DAY 600 (22 FEBRUARY): TORUN
‘TERRAE MOTOR SOLIS CAELIQUE STATOR.' ‘The Earth moves, the Sun stands still.'
With these words, Nicolaus Copernicus turned the universe of astronomy upside down and gave it a thorough shake. The words are inscribed on a plinth beneath a statue of the young Copernicus who holds a framework globe with astrological symbols girdling the Equator.
This is the astronomer's hometown, and children have laid fresh bouquets wrapped in the Polish flag at his feet. It was Nick's birthday three days ago. He was 530, but the statue makes him look 500 years younger.
DAY 602 (24 FEBRUARY): GDANSK AND WESTERPLATTE
Crossing overland from the Black Sea to the Baltic has taken me just under two months. This is where the last leg begins and the first signs emerge that winter's grimness lies behind. It will be just as cold ahead, but sunny. Today in Gdansk it is a brilliantly warm 5°C, but since this is the birthplace of Daniel Fahrenheit, a great man by any measure, I should perhaps amend that to 41°F.

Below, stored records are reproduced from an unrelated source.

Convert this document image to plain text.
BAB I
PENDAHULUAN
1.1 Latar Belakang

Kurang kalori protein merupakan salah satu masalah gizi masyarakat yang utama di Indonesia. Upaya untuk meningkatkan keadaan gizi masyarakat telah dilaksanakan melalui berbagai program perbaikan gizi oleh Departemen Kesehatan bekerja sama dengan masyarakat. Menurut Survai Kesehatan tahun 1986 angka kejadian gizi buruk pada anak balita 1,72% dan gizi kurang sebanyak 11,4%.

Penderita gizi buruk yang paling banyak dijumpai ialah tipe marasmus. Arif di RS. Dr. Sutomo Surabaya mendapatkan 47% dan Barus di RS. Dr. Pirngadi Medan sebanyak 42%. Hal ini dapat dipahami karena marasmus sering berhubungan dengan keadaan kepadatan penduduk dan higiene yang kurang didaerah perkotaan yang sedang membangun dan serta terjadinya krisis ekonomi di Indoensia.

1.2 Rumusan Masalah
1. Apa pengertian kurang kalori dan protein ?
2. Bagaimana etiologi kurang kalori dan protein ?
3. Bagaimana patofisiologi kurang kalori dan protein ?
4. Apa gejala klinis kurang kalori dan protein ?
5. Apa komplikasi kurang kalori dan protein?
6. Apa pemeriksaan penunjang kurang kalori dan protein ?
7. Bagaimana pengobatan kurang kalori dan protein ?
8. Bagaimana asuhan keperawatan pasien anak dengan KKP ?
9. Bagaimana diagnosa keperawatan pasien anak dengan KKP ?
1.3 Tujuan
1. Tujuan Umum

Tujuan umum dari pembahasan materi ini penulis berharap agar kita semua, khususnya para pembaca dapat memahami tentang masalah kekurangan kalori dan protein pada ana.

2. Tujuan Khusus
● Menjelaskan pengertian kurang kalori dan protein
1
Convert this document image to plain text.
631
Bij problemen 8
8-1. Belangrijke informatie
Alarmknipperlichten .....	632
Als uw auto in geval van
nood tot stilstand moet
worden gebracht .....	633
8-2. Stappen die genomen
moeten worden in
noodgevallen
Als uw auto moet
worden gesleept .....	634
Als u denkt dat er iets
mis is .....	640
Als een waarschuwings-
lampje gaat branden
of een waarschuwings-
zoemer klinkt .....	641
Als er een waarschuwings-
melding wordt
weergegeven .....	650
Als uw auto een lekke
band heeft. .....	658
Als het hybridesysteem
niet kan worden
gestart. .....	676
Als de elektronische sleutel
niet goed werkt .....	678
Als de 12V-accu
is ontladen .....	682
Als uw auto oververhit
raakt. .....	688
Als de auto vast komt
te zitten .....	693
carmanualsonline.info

Seven kilometres by taxi out of town, and of course the same back by bus, my first sighting of the Baltic is at Westerplatte. In Hong Kong I once met Clare Hollingworth, the
Daily Telegraph
correspondent whose most famous scoop was Kim Philby's defection to Moscow. By rights, though, it should have been ‘breaking' the onset of World War II—a fairly big story by anyone's standards.
Hollingworth was here on 1 September 1939, when a German battleship shelled the Polish defensive positions—the charred pillboxes you still see here today. Simultaneously, Panzer tank divisions rolled across the frontier, striking at Gdansk and other Polish cities. Back in London, Hollingworth's sceptical editors refused to print the story without corroboration, which Neville Chamberlain duly provided later.
Today a single Panzer tank rests on a slight incline within earshot of the Baltic surf. The scene is rightly windswept and blasted. The official memorial is beyond my reach, but I think the sign beneath it says everything satisfactorily enough: NIGOY WIECEJ WOJNY (NEVER MORE TO WAR).